Dunque, se la conclusione dell’esistenza delle Fratrie a Locri è obbligatoria, occorre sempre menzionare la particolarità dell’istituto a Locri Epizefiri. Particolarità che Felice Costabile non trascura di sottolineare soprattutto sotto l’aspetto istituzionale. Lo storico parte dalla osservazione fatta da Domenico Musti che i soggetti che ricoprono la carica di Fratarchi non ricoprono mai carica in altre magistrature, così come avveniva anche gli epistatai, gli episkeuasteres e i logisteres. I Fratarchi a Locri rappresentavano la pòlis, tanto che essi riscuotevano dal santuario i prestiti che esso concedeva, per cui sempre Musti conclude che essi sono dei membri della Bolà. La conclusione ha il difetto di non avere supporto storico, ma il pregio di spiegare le funzioni di una simile carica. Sommessamente l’autore richiama che nell’ordinamento spartano non è dato sapere come avvenisse la riscossione delle tasse, tanto che si ipotizza che vi erano forse i cosiddetti Decaprioti, in numero di dieci(deka e pròtos), nel senso che erano le prime dieci persone scelte presso una comunità. Si trattava di una sorta di Pubblico Ufficiale per la riscossione. Corrisponde pure il fatto che a Sparta le Tribù, per come divise da Licurgo, erano tre, per cui occorre ipotizzare trenta Agenti delle Tasse.

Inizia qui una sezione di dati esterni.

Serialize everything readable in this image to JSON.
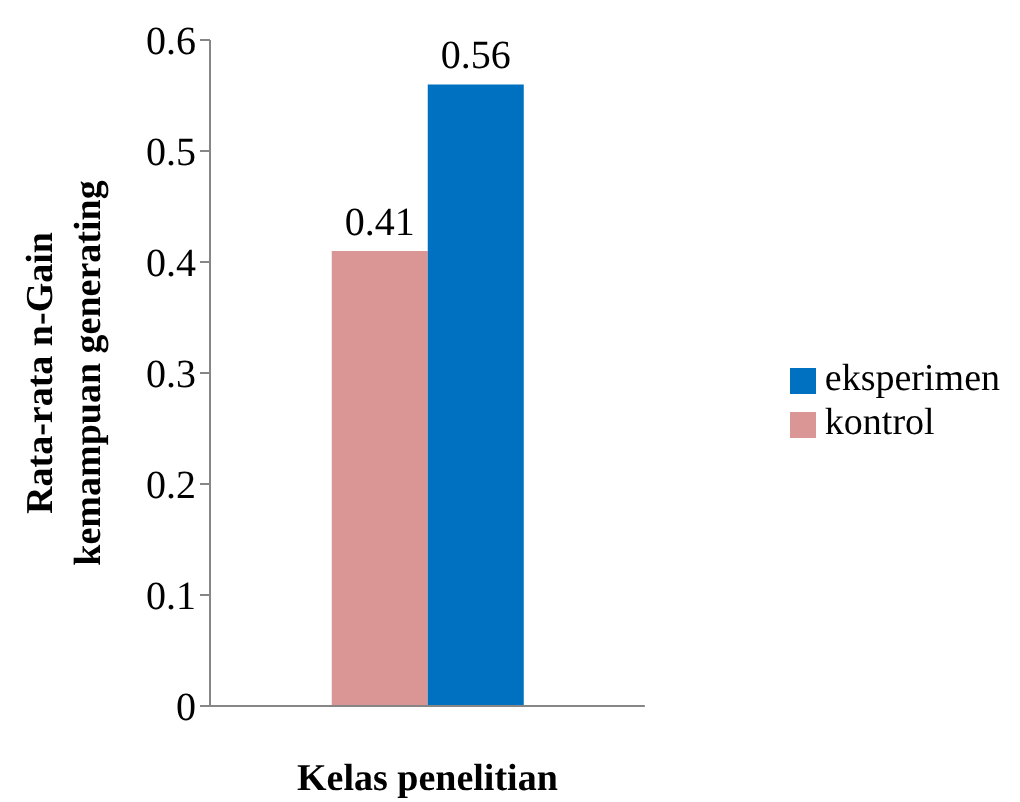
{
  "chart_data": {
    "type": "bar",
    "ylabel": "Rata-rata n-Gain kemampuan generating",
    "xlabel": "Kelas penelitian",
    "categories": [
      null
    ],
    "series": [
      {
        "name": "kontrol",
        "color": "#d99694",
        "values": [
          0.41
        ]
      },
      {
        "name": "eksperimen",
        "color": "#0070c0",
        "values": [
          0.56
        ]
      }
    ],
    "ylim": [
      0,
      0.6
    ],
    "yticks": [
      0,
      0.1,
      0.2,
      0.3,
      0.4,
      0.5,
      0.6
    ],
    "grid": false,
    "legend": "right",
    "data_labels": true
  }
}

Anche a Locri le tribù erano tre, ma il Fratharkos uno, si suppone a rotazione tra le tre tribù e forse anche all’interno tra i singoli demi. In tutto dodici che si susseguivano per l’intero anno nel tempio di Zeus con la carica di ricevere i prestiti e anche, si presuppone, di utilizzarli per il fine che il decreto inoppugnabile del magistrato eponimo notificava al Tempio per il prestito. Ma, soprattutto, quello di ritirare le tasse. Prova ne è la Tabella 23 del Tempio di Zeus dove, tra l’altro, si afferma nel conteggio dare-avere tra polis e Tempio che occorreva tenere in conto di:

1983 talenti, 4 stateri, 8 litre, 1 oncia; e dai tributi riscossi da tesorieri e fratarchi: 17 talenti, 1 statere: 333 medimmi e mezzo di grano-prezzo al medimmo: 2 stateri – per un prodotto (totale) di 111 talenti; 1 statere.

Di più la tavoletta usa il seguente termine ταμιαν και φαταρκων [tamian kai fatarkon]che non significa solo tesoriere e fatarco, ma pure tesoriere e anche fatarco; oppure tesoriere-fatarco.Aiuta in tal senso anche la presenza dei hieromnamones. Essi erano tre, ma solo uno rivestiva la carica di arconte.È presumibile che, in quanto arconte, egli aveva un duplice compito: quello di vegliare sui tempi della restituzione del prestito; e anche quello di sorvegliare che il prestito andasse nella direzione indicata dal decreto e non speso altrimenti.Se tale presupposto è vero, il compito del Fratarkos era quello di eseguire l’opera per la quale emesso il decreto, ma anche di riscuotere le tasse (tributi riscossi).